The girl was lying, half-dressed, upon it. He had roused
her from her sleep, for she raised herself with a hurried and startled look.
'Get up!' said the man.
'It is you, Bill!' said the girl, with an expression of
pleasure at his return.
'It is,' was the reply. 'Get up.'
There was a candle burning, but the man hastily drew it
from the candlestick, and hurled it under the grate. Seeing the faint light of
early day without, the girl rose to undraw the curtain.
'Let it be,' said Sikes, thrusting his hand before her.
'There's enough light for wot I've got to do.'
'Bill,' said the girl, in the low voice of alarm, 'why
do you look like that at me!'
The robber sat regarding her, for a few seconds, with
dilated nostrils and heaving breast; and then, grasping her by the head and
throat, dragged her into the middle of the room, and looking once towards the
door, placed his heavy hand upon her mouth.

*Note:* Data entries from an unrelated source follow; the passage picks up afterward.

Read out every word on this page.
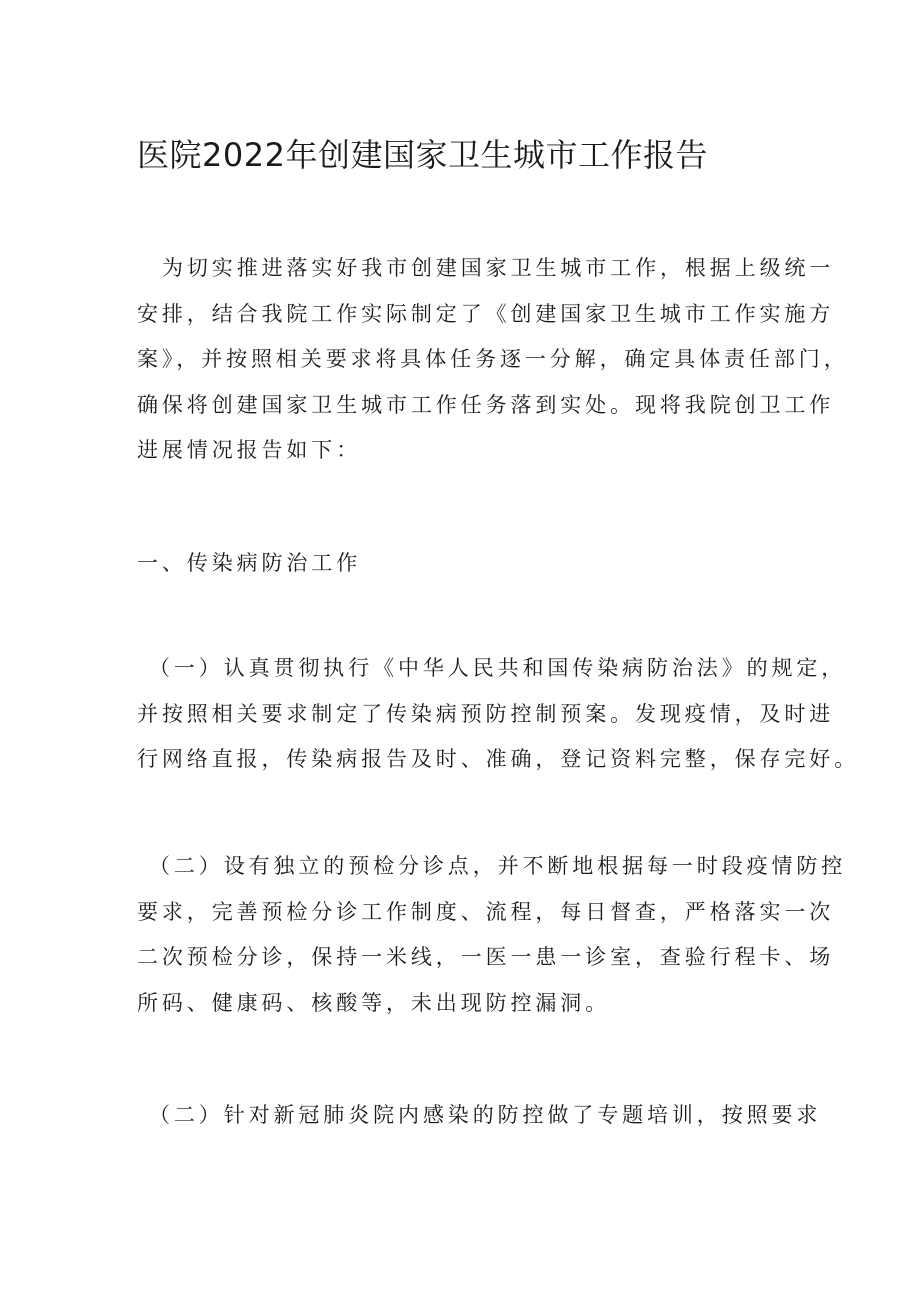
医院2022年创建国家卫生城市工作报告
为切实推进落实好我市创建国家卫生城市工作，根据上级统一
安排，结合我院工作实际制定了《创建国家卫生城市工作实施方
案》，并按照相关要求将具体任务逐一分解，确定具体责任部门，
确保将创建国家卫生城市工作任务落到实处。现将我院创卫工作
进展情况报告如下：
一、传染病防治工作
（一）认真贯彻执行《中华人民共和国传染病防治法》的规定，
并按照相关要求制定了传染病预防控制预案。发现疫情，及时进
行网络直报，传染病报告及时、准确，登记资料完整，保存完好。
（二）设有独立的预检分诊点，并不断地根据每一时段疫情防控
要求，完善预检分诊工作制度、流程，每日督查，严格落实一次
二次预检分诊，保持一米线，一医一患一诊室，查验行程卡、场
所码、健康码、核酸等，未出现防控漏洞。
（二）针对新冠肺炎院内感染的防控做了专题培训，按照要求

'Bill, Bill!' gasped the girl, wrestling with the
strength of mortal fear,--'I--I won't scream or cry--not once--hear me--speak to
me--tell me what I have done!'
'You know, you she devil!' returned the robber,
suppressing his breath. 'You were watched to-night; every word you said was
heard.'
'Then spare my life for the love of Heaven, as I spared
yours,' rejoined the girl, clinging to him. 'Bill, dear Bill, you cannot have
the heart to kill me. Oh! think of all I have given up, only this one night, for
you. You SHALL have time to think, and save yourself this crime; I will not
loose my hold, you cannot throw me off. Bill, Bill, for dear God's sake, for
your own, for mine, stop before you spill my blood! I have been true to you,
upon my guilty soul I have!'
The man struggled violently, to release his arms; but
those of the girl were clasped round his, and tear her as he would, he could not
tear them away.
'Bill,' cried the girl, striving to lay her head upon
his breast, 'the gentleman and that dear lady, told me to-night of a home in
some foreign country where I could end my days in solitude and peace. Let me see
them again, and beg them, on my knees, to show the same mercy and goodness to
you; and let us both leave this dreadful place, and far apart lead better lives,
and forget how we have lived, except in prayers, and never see each other more.
It is never too late to repent. They told me so--I feel it now--but we must have
time--a little, little time!'
The housebreaker freed one arm, and grasped his pistol.
The certainty of immediate detection if he fired, flashed across his mind even
in the midst of his fury; and he beat it twice with all the force he could
summon, upon the upturned face that almost touched his own.
She staggered and fell: nearly blinded with the blood
that rained down from a deep gash in her forehead; but raising herself, with
difficulty, on her knees, drew from her bosom a white handkerchief--Rose
Maylie's own--and holding it up, in her folded hands, as high towards Heaven as
her feeble strength would allow, breathed one prayer for mercy to her Maker.
It was a ghastly figure to look upon. The murderer
staggering backward to the wall, and shutting out the sight with his hand,
seized a heavy club and struck her down.